After listening to the briefing what struck me most was that these are huge changes for a bureaucracy. All the news organizations that currently attend the lock-up must remove their equipment and private communications lines on June 14th and 15th. Going forward, they will use government-owned and maintained equipment and data and telephone lines. This poses a huge technical issue for many of the news organizations.
Some of the reporters for the big financial news agencies expressed concerns that the new systems and rules would lead to “uneven and unfair release of data.” One reporter asked if the DOL no longer cares about the orderly dissemination of data or just that nothing ever leaks.
As far as I could tell, there was contradictory information given on how the technical release of the data will happen. In answer to his question, one reporter was told that journalists in the lock-up will be able to transmit HTML files using a Win/ FTP client, but then an official for the Bureau of Labor Statistics said all information would be released in Word documents that will be transferred at precisely 8:30 a.m. after which news agencies will have to “get it efficiently” into their own systems.
I’ll admit that I don’t have enough technical knowledge to evaluate whether the first situation could work effectively. (Maybe some of my helpful anonymous sources will be good enough to chime in in the comments or send me an email at ann.brocklehurst@gmail.com.) But the second option outlined by the BLS official sounds like crazy talk to me. If everyone’s left having to deal with Word documents at 8:30 a.m. on July 6, when the new lock-up rules go into effect, it’s going to be complete freaking chaos, especially if the numbers are big news, which they well might be — both for traders and politicians.
I have to say, I wasn’t impressed with some of the officials’ lack of knowledge, but that could be because the people who did the talking during the call aren’t the ones who have the actual technical know-how.
What did strike me when it was all over is that someone very high up must have asked for these changes because this is not the type of thing bureaucrats do by choice. And that means some very powerful people must be unhappy with what’s been going on in lock-ups for the past few years and have decided it needs to be fixed NOW.
It’s difficult to believe that they would be this upset if it were just a few pipsqueak players like Need to Know News (NTKN), RTTNews, Potomac Radio News and the now-defunct CEP News involved. If that were the case, surely the solution would have been to just kick the problem organizations out.
When asked about the reasons for the changes by various different reporters, Fillichio repeatedly declined to comment. All he said was that “the world has changed” in the 10 years since lock-up procedures were last thoroughly reviewed and that it was a “prudent business decision” to implement new procedures. “There’s no current problem,” he said. “I’m trying to prevent a problem.”

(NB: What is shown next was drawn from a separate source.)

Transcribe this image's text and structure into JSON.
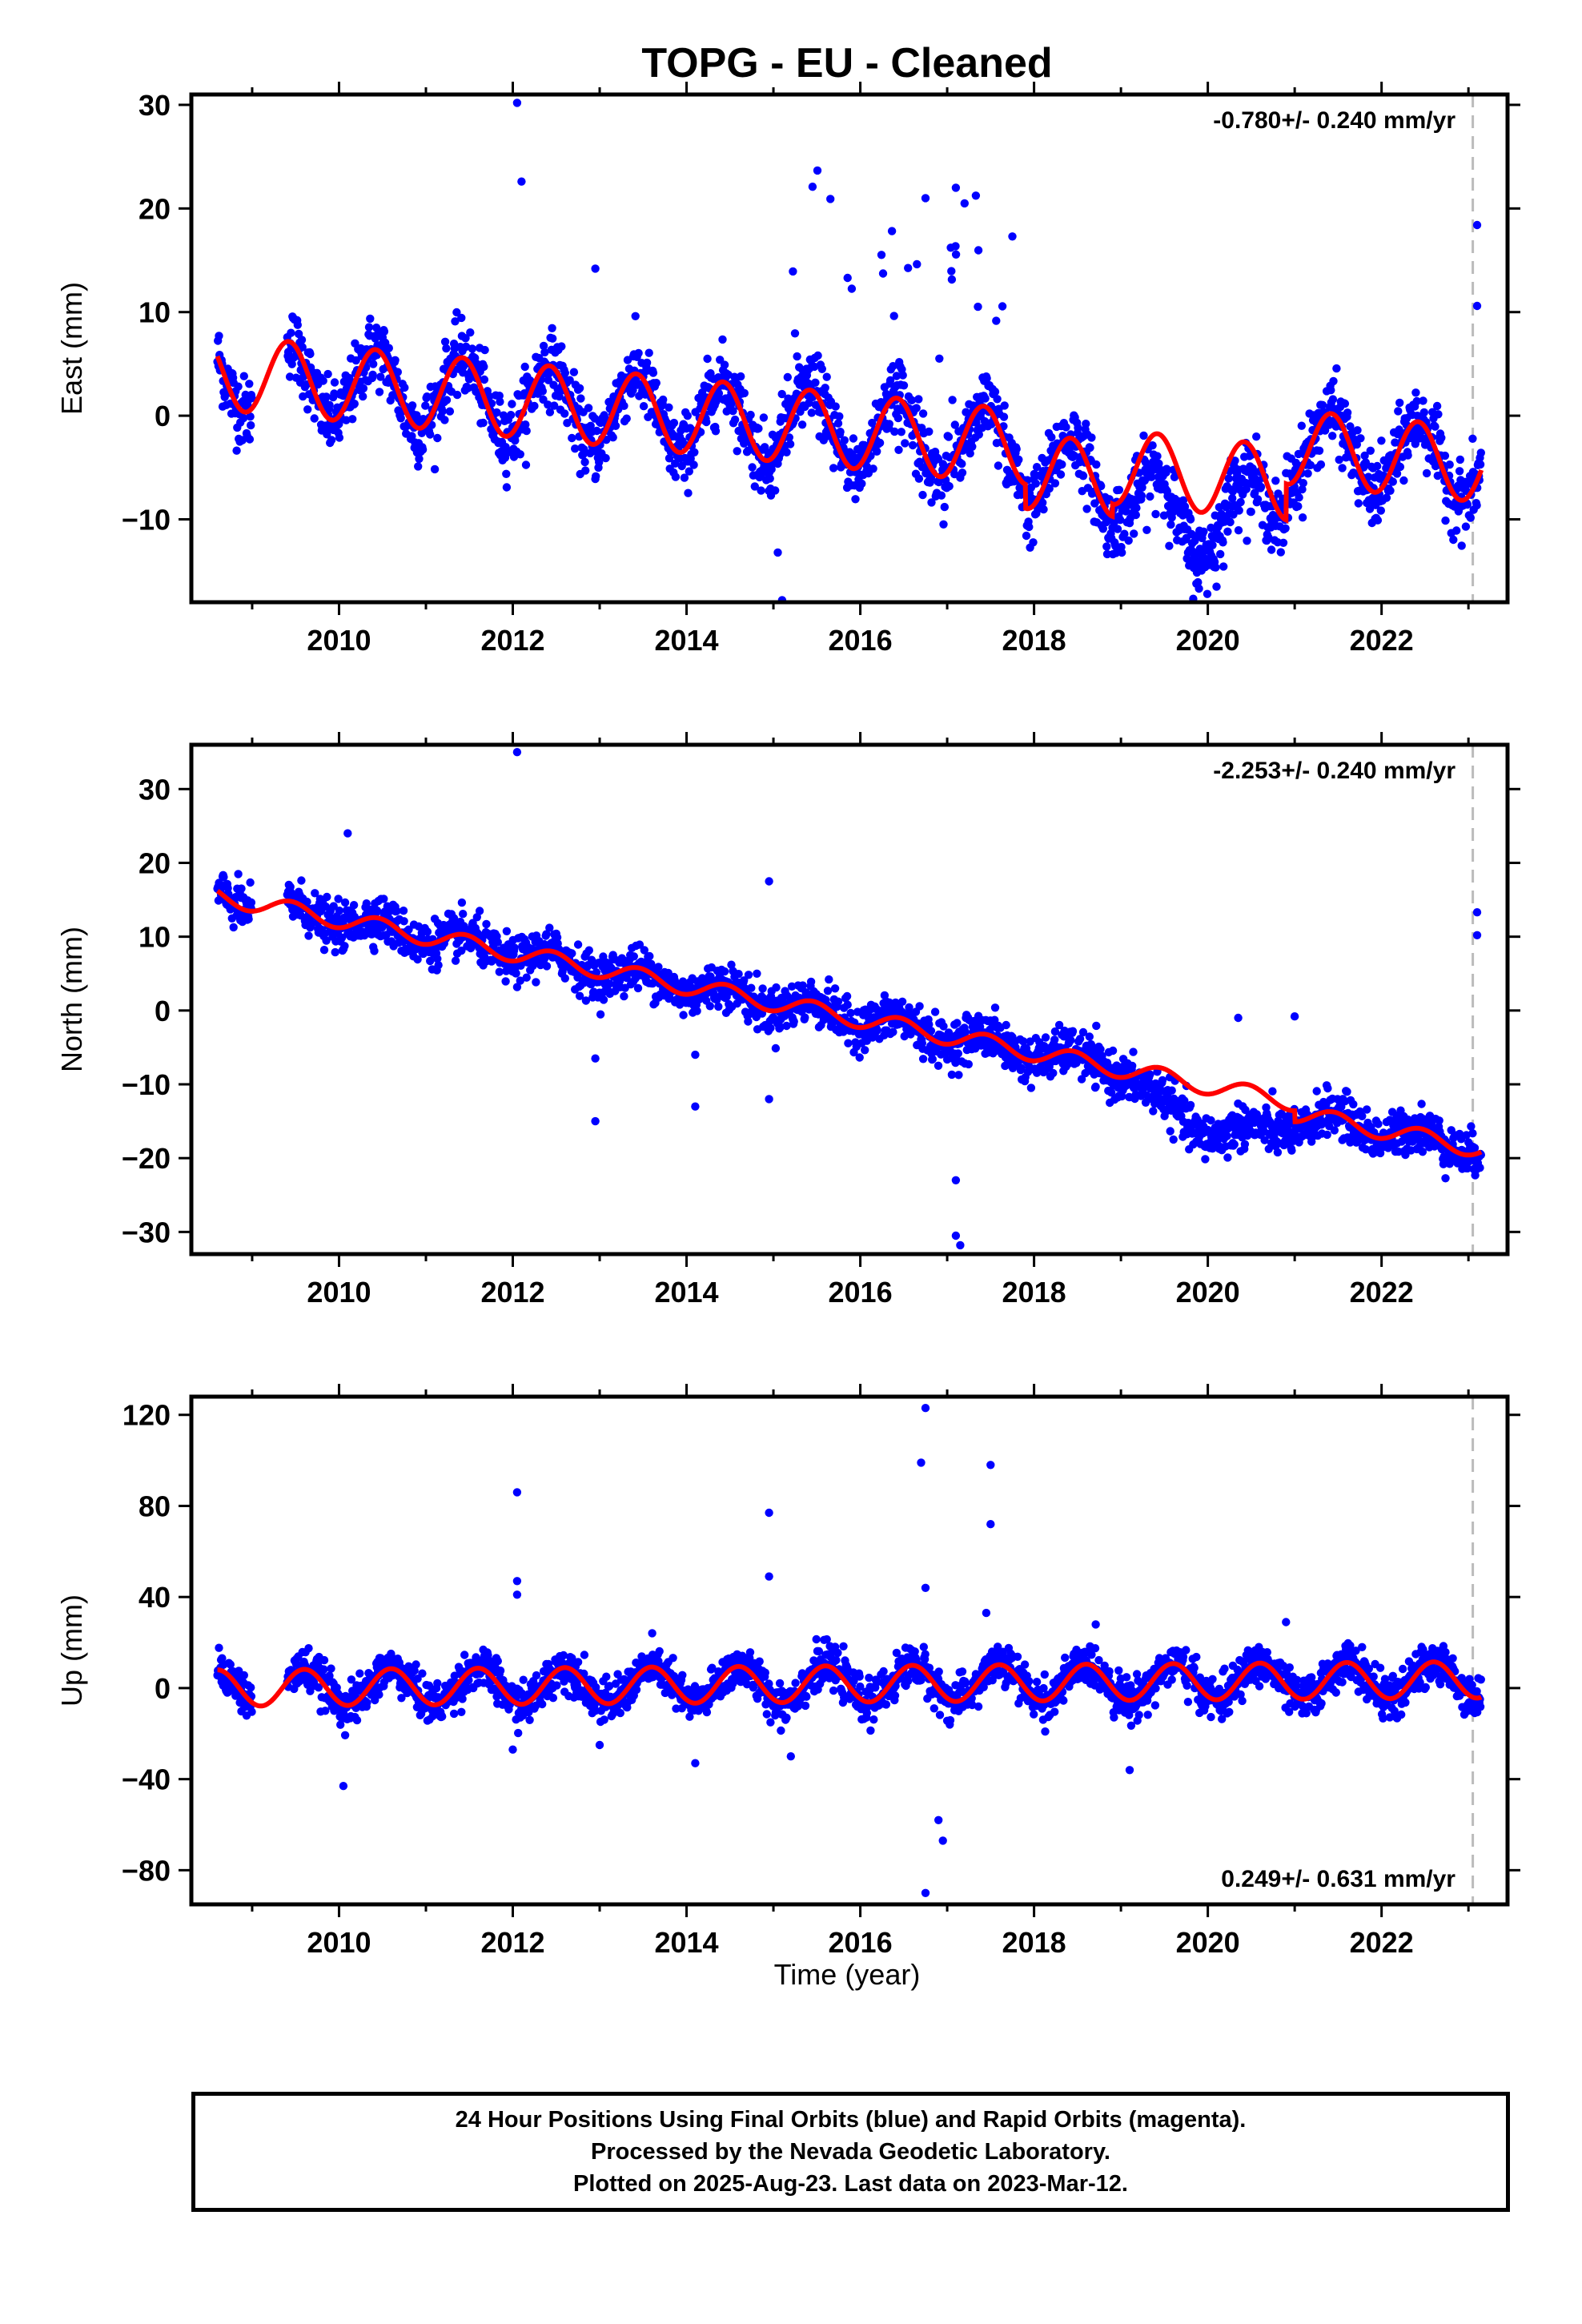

So, what problem is it that he’s trying to prevent and who’s pulling the strings? Who demanded this be fixed now after a known and documented problem hass been allowed to persist for years? And why are the names of the two different news organizations who have broken lock-up rules in the past two years being kept secret?
As always, you can reach me at ann.brocklehurst@gmail.com. No theory is too wild to entertain.
Background info: In about 2006, Need to Know News (NTKN) was admitted to DOL lock-ups despite well-known rumours that it was not strictly a news agency and that it was tied to JED Capital, a Chicago proprietary trading firm.
CEP News arrived on the scene in 2007. Backed by the Montreal prop trader/hedge fund Vigilant Futures (now Vigilant Global), it concealed some of its sources of funding. It was temporarily admitted to lock-ups in Washington and London by hiring reporters who already had valid press credentials.
RTTNews, which was recently accredited by the DOL to attend lock-ups after Potomac Radio News closed up shop and its reporter Michael Duncan left town for the midwest.